She was arrested for filming a council meeting – the situation escalated and now she’s in a high court libel trial. But citizen journalist Jacqui Thompson says she will still fight for transparency.
It’s a David and Goliath case which lays bare the challenges – and, some would say, the importance – of citizen journalism.
LLandwrda resident Jacqui Thompson is a blogger who writes about her local authority, Carmarthenshire County Council. She says she just wants to raise awareness of what’s happening in local government – but she has been locked in a legal struggle with the council authorities over her work for much of the last 18 months.
Back in 2011, Mrs Thompson was ejected from a council meeting and arrested when she refused to stop filming for a report on her blog. She says there is nothing in the council rules which indicates that she cannot film – but the council disagreed.
Unimpressed with her treatment, she wrote a blog about the incident. In response, council chief executive Mark James wrote her a letter. Mrs Thompson sued him for libel over the contents of the letter; in response, Mr James counter-sued over what was written in some of Mrs Thompson’s blogs.
Councils should not be trying to suppress democratic freedom of expression. Eric Pickles MP
The case was heard in the high court this week, ending yesterday with a reserved judgement. The judge will make his final ruling in the coming weeks, but ahead of that Channel 4 News spoke to Mrs Thompson, who said the case will not kill off her blog whatever happens.
“You should absolutely be allowed to film council meetings. I’ve never been able to see quite what the problem is – it’s a public place, a public meeting, discussing spending public money,” she said.
But she says she doesn’t see herself as a champion of citizen journalists.
“I’m just doing what I’ve been doing for the past few years. There’s a county council meeting next week where they are going to discuss the budget, and I’ll go along. Hopefully it’s encouraged other people to take an interest,” she said.
A spokesman for the council declined to comment, saying only that it respected the judge’s decision to reserve judgement and it was “inappropriate” to comment further.
But the case has caused quite a legal stir, even generating its own hashtag of #daftarrest, because of the potential wider implications for transparency in local government.
Eric Pickles, secretary of state for communities and local government, added his voice yesterday on Twitter, pointing out that in 2012, the coalition government changed the law to allow citizens to report, tweet and film council meetings in England.
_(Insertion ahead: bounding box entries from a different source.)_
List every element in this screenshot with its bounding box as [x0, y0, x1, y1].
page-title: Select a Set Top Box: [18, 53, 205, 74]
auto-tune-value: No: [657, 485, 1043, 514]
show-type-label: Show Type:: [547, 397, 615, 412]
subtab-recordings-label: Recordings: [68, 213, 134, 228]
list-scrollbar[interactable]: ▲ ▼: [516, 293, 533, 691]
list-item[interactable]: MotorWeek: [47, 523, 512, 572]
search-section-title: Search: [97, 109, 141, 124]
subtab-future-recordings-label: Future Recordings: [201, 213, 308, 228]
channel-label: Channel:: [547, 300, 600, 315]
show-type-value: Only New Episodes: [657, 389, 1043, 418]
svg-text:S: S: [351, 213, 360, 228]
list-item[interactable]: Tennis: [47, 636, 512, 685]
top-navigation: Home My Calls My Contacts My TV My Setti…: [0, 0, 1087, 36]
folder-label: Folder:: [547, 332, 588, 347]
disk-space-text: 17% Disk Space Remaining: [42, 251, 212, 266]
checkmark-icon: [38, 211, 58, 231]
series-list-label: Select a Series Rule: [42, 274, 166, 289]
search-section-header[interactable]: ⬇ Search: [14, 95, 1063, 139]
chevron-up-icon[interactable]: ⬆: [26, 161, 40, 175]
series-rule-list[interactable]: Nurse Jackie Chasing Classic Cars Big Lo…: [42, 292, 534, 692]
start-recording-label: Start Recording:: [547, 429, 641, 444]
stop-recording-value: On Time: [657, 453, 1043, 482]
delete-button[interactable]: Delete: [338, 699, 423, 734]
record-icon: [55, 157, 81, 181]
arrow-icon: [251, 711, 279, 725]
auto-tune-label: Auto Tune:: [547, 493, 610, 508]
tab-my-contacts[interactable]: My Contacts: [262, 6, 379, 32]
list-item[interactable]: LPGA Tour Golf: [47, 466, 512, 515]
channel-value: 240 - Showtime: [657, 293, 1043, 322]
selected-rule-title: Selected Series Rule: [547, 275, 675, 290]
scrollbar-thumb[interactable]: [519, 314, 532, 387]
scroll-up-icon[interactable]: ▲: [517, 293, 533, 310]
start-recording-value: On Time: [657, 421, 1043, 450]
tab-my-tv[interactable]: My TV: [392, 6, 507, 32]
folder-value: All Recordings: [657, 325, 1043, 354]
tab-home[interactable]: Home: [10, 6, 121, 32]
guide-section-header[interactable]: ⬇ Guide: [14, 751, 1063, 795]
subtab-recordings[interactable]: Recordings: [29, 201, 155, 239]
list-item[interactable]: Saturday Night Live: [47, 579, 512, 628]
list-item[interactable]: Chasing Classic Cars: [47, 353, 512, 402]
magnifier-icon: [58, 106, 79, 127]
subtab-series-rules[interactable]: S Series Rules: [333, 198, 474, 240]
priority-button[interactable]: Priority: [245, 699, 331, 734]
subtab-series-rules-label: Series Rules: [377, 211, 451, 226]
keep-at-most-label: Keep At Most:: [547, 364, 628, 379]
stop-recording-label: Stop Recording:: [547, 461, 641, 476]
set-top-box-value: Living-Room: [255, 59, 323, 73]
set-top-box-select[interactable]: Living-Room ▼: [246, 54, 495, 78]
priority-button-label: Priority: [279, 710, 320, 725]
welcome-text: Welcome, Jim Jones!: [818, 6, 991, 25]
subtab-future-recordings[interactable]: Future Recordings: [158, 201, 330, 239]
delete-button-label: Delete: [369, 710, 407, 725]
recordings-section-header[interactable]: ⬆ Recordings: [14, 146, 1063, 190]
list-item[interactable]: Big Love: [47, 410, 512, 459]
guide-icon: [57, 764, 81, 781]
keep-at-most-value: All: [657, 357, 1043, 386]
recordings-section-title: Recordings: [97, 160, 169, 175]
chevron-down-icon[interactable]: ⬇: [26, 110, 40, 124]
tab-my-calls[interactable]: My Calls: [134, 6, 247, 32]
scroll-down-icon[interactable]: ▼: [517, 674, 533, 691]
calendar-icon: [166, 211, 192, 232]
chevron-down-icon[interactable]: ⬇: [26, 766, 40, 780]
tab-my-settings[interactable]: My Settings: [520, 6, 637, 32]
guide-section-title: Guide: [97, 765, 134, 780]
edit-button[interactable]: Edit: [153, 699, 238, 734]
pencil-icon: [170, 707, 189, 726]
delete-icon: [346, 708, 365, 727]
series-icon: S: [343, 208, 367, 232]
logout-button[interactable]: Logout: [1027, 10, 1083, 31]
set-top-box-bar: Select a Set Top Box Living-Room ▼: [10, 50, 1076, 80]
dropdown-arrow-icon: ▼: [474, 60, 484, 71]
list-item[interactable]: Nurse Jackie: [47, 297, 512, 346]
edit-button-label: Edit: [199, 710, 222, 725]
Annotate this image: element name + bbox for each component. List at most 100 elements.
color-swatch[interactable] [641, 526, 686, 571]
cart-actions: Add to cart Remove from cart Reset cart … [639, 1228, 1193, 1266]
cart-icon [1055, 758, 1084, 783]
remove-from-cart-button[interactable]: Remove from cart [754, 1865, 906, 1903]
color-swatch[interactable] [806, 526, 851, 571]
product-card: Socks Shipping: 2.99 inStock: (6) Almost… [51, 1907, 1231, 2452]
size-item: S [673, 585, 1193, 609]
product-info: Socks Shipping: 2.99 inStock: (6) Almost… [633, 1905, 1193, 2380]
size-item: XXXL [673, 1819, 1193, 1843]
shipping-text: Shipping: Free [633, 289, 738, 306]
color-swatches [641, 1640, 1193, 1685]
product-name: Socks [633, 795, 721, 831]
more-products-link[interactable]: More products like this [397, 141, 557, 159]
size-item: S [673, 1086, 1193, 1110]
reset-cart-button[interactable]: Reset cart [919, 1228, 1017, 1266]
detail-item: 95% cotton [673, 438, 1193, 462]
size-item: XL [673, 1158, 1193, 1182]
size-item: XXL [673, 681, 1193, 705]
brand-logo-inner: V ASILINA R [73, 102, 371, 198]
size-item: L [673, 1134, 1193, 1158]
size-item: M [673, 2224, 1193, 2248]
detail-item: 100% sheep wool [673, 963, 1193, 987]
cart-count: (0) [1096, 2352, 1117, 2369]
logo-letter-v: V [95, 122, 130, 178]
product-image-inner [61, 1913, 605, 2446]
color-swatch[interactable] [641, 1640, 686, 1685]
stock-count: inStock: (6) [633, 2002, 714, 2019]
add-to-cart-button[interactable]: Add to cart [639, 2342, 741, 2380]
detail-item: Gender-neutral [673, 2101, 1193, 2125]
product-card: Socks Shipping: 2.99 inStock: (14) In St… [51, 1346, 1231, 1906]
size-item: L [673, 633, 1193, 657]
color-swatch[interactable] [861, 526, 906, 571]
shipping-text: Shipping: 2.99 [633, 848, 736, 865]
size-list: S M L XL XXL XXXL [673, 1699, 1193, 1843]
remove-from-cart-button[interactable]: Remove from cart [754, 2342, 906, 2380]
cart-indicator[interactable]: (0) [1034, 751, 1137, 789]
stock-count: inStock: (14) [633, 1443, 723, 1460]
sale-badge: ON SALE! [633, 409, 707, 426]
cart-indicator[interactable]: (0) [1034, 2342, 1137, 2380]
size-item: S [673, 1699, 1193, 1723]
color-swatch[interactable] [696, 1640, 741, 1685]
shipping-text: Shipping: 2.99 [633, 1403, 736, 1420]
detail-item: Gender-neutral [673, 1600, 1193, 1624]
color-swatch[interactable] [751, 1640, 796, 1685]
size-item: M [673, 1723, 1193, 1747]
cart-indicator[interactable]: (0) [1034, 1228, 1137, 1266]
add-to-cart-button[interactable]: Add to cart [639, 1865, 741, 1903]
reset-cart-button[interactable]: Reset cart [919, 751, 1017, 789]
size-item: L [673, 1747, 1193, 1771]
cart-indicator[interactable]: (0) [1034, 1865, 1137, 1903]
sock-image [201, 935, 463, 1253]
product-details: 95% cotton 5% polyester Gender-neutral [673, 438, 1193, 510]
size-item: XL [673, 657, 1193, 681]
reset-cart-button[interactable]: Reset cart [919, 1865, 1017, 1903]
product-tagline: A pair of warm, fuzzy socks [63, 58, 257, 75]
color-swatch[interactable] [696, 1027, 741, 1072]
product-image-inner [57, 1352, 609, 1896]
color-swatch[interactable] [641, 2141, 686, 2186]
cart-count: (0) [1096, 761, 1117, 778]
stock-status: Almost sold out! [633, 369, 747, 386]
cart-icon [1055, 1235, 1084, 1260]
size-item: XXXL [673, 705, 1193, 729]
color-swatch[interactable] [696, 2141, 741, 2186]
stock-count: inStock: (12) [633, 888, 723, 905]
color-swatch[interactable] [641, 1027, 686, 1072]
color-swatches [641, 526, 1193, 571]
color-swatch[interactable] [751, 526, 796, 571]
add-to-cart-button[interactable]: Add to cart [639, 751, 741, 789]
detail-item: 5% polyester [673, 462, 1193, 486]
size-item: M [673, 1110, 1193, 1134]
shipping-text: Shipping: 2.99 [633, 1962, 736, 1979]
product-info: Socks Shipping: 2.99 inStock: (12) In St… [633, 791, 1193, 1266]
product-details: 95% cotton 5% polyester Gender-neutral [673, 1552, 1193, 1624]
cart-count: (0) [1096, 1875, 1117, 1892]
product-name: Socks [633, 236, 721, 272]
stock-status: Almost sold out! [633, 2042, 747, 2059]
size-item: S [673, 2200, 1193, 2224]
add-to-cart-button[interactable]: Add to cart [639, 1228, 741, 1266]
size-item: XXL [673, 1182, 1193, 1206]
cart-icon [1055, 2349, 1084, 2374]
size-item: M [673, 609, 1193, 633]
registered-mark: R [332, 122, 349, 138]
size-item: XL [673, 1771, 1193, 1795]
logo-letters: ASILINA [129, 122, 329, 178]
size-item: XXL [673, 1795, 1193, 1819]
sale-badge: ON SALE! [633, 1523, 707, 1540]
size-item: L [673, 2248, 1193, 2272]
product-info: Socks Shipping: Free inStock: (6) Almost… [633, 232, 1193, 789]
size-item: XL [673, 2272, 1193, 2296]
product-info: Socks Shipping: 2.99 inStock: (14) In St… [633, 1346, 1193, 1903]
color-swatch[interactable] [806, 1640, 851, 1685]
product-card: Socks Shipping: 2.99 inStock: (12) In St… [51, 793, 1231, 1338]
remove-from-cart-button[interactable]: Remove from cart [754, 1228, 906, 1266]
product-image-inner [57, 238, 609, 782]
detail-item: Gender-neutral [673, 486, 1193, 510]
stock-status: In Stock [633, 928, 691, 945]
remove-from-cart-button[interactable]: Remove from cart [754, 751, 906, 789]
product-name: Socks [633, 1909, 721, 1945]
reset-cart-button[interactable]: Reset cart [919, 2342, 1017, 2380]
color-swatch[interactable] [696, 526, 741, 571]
Councils can interpret this differently across England, but Mr Pickles said the Labour government in Wales has not even begun to open up meetings in the same way.
Unlike Labour-run Welsh Govt, DCLG has allowed people to report, tweet & film council meetings in England #daftarrest
— Eric Pickles (@EricPickles) February 20, 2013
“It is disappointing that the Welsh government has not followed through and also given local residents such rights in Wales,” he told Channel 4 News.
“In my personal view, this arrest and legal action by the council has been a complete waste of taxpayers’ money. Councils should not be trying to suppress democratic freedom of expression.”
There’s another level of irony in the case because Mr James’s legal fees are being funded by the council. As a council taxpayer, effectively Mrs Thompson is therefore contributing to the pot of money which is being used to sue her.
Some have suggested this is a worrying precedent. In court, Mrs Thompson’s lawyers said her case was one of “state versus citizen”.
There is no law against individual councillors or executives suing people for libel, although Mrs Thompson believes that Carmarthenshire is one of the only local authorities in the UK which funds such cases.
Public authorities themselves cannot sue for defamation in England and Wales. However, recent legal advice to Rutland County Council suggested that new laws may have changed this.
While Rutland council chose not to go down this route, leading legal blogger David Allen Green was concerned about the implications.
Writing in The New Statesman, he said: “Being able to sue for libel (and thereby threaten to sue for libel) would have an unwelcome “chilling effect” on public criticism of governmental bodies.”
But Mrs Thompson believes there is no need for such a battle. Transparency would be better for everyone – local government and the public alike.
“At your local council, decisions are being made which affect every aspect of your life so use the freedom of information act, go to meetings, I’d encourage councils to webcast, and people to go out and vote,” she said.
“Councils should open up as much as they can and that would be to everybody’s benefit.”